Case shines a light on domestic violence in central Asian country

Kazakhstan has opened a trial against a former minister accused of killing his wife in a restaurant – shining the spotlight on violence against women in the central Asian country.
Kuandyk Bishimbayev, a former aide to autocrat Nursultan Nazarbayev, is accused of beating Saltanat Nukenova to death in November last year.
Journalists were barred from the courtroom in the capital, Astana, but they were allowed to watch live footage of the case broadcast to a press room.
The 43-year-old faces up to 15 years in prison if he is found guilty of killing his 31-year-old wife.
Azhan Aymaganova, a female prosecutor, told the court how Mr Bishimbayev, a former economy minister, killed Nukenova in a restaurant owned by the couple which was closed on the night of the alleged murder. 
She said Bishimbayev had begun “to show aggression” in his relationship with Nukenova and “forbade her to communicate and meet her relatives and friends, controlled all her phone calls and movements”.
She said the couple had been drinking in the restaurant and that “during the argument Nukenova told Bishimbayev that she was tired of the relationship and that she had decided to leave him”.
The prosecutor said he then began punching her in the head before Nukenova, fearing for her life, locked herself in the lavatory.

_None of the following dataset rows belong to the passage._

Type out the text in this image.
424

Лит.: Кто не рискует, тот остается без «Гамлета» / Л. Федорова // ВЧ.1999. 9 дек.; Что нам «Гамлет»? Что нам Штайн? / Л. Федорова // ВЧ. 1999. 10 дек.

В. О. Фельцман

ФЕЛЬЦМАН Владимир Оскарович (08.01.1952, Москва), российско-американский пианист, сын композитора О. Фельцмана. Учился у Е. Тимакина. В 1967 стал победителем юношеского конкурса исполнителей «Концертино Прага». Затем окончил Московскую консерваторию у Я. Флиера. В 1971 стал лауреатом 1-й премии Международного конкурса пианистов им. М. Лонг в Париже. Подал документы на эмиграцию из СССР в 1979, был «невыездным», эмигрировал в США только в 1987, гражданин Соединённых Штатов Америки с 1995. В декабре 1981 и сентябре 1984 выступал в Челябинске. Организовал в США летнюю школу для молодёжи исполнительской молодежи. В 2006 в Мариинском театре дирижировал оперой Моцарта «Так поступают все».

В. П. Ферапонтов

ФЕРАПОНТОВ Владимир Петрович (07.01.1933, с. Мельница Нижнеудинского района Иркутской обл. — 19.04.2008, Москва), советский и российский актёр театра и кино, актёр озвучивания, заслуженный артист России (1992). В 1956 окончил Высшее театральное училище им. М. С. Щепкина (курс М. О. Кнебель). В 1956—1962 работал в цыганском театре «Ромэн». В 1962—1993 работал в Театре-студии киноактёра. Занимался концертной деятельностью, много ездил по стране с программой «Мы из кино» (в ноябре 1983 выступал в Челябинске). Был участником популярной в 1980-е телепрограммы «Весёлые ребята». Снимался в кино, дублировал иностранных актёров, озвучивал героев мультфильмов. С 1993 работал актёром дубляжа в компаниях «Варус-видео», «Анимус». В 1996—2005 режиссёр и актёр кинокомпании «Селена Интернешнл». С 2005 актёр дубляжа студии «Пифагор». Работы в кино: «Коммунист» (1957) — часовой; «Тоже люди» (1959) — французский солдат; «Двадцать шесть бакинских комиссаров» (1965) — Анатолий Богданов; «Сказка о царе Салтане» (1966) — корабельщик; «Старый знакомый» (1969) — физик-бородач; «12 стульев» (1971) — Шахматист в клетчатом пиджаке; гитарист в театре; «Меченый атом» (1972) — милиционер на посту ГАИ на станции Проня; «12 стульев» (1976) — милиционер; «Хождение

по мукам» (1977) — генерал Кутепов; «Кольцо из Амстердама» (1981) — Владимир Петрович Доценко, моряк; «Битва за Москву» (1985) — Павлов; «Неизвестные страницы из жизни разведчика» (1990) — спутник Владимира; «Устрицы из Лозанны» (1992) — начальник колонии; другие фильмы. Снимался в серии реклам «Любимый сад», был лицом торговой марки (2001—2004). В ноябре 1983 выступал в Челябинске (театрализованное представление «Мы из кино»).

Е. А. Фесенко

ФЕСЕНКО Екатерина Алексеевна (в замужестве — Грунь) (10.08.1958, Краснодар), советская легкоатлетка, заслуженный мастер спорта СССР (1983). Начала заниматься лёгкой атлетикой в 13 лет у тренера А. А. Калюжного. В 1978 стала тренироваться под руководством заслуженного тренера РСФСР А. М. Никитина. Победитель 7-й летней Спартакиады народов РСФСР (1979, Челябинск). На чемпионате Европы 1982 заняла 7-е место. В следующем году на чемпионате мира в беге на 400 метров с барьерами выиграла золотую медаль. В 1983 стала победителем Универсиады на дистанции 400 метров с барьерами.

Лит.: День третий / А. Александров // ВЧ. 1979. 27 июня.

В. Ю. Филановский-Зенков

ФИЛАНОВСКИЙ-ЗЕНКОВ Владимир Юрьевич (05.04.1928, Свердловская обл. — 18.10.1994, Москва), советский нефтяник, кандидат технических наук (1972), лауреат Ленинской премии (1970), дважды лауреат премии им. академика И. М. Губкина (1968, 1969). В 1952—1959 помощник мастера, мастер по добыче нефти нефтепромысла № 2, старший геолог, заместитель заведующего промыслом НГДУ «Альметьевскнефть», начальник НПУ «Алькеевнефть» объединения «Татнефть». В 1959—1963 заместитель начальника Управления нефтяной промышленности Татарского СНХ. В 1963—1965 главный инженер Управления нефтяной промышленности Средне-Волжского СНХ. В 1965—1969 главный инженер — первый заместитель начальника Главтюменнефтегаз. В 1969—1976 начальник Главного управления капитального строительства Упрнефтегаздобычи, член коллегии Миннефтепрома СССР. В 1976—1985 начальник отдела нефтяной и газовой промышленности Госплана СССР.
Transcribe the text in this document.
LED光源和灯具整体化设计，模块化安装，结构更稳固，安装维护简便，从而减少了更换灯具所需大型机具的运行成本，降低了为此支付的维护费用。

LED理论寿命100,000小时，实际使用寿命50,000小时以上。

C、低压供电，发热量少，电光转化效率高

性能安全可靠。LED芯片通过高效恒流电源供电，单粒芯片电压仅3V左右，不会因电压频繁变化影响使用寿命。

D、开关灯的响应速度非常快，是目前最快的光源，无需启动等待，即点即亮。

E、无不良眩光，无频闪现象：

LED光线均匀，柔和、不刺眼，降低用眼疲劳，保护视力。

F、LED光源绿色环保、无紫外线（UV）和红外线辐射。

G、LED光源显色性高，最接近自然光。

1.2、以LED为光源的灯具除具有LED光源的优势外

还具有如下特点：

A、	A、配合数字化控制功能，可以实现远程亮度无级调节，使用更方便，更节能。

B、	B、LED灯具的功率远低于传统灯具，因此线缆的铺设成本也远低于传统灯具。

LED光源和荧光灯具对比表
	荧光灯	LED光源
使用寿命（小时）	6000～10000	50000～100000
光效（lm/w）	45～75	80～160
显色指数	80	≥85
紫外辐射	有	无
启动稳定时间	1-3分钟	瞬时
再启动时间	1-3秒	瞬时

Around dawn, Bishimbayev broke the door down and beat her to death, it is claimed. 
Bishimbayev has denied the allegations
In 2018, he was sentenced to 10 years in prison for corruption but he was freed a year later after an amnesty.
The case has led to a renewed campaign to combat spousal abuse in Kazakhstan, where the UN estimated that about 400 women a year are killed in femicides.
President Kassym-Jomart Tokayev called on authorities to strengthen legal mechanisms to punish domestic violence after the Bishimbayev case.
Feminist organisations have urged the government to do more.